Esta amizade será completamente abalada após Josef fazer uma confidência a Sage, a qual consiste em revelar que ele foi um criminoso de guerra na época do Nazismo e, ferrenhamente, colaborou para o sistemático extermínio de judeus, mostrando para a jovem uma fotografia do outrora jovem soldado, sorrindo para a câmera, se orgulhando do que fazia. A princípio, Sage fica consternada e pensa em negligenciar o que se sucedeu, porém, como pertence a uma família judaica, embora ela não se considere uma judia, Sage buscará meios para empurrar o até então indefctível idoso Josef Weber para a condenação, em razão de suas atrocidades contra a população judaica, realizando descobertas com a ajuda de Leo Steiner, peça fundamental para as reviravoltas na trama.
A edição do livro é relativamente simples, com uma capa que não diz muito sobre a história, no entanto, quanto a diagramação o produto é muito bem feito, o que entrega uma boa experiência ao leitor. Confesso que foi um pouco decepcionante ter como letra uma fonte mais comum do Word, e digo que foi nesse momento que o texto da trama, decaiu um pouco no ritmo, mas confesso que isso é só uma questão particular, não necessariamente a mesma sensação pode ser causada em qualquer leitor. Fora isso, a diagramação é muito boa e os capítulos não se alongam muito, entregando uma fluidez na leitura.
O texto de A Menina que Contava Histórias, sem dúvida, é o ponto alto da questão física da obra. Um texto de altíssima qualidade, aliada à dinamicidade da história e da construção de personagens, além de diálogos muito primorosos e de descrições que evidenciam que Picoult realmente é dotada de uma veia narrativa sem igual.
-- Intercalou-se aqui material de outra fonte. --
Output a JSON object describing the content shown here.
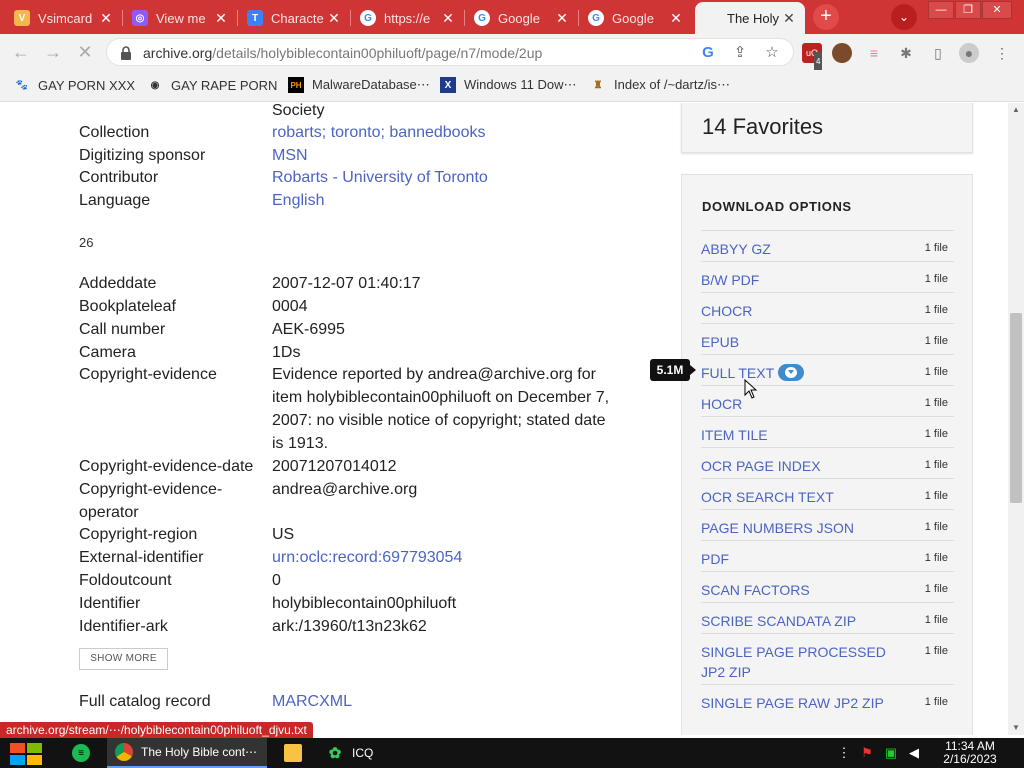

A parte que Minka conta toda a sua história de vida, que leva uma boa parte útil da narrativa, poderia facilmente cair no marasmo, na chatice, mas Picoult é tão hábil na arte de elaborar histórias que as quase 180 páginas são escritas com muita perfeição, em nada dimuindo o nível da história (e essa parte em especial levei quase 10 dias para atravessar, porque apesar de detalhes muito minuciosos, a autora queria mostrar a habilidade de narrar que essa personagem possuía).
É importante destacar que o texto não privilegia apenas a Sage, protagonista da trama, como é de praxe acontecer, mas praticamente todos os personagens possuem falas que ajudam bastante na construção da história, como Marge, que possui uma função de auxiliar Sage em suas decisões, sua conselheira, além de ser facilitadora do grupo de luto do qual participa.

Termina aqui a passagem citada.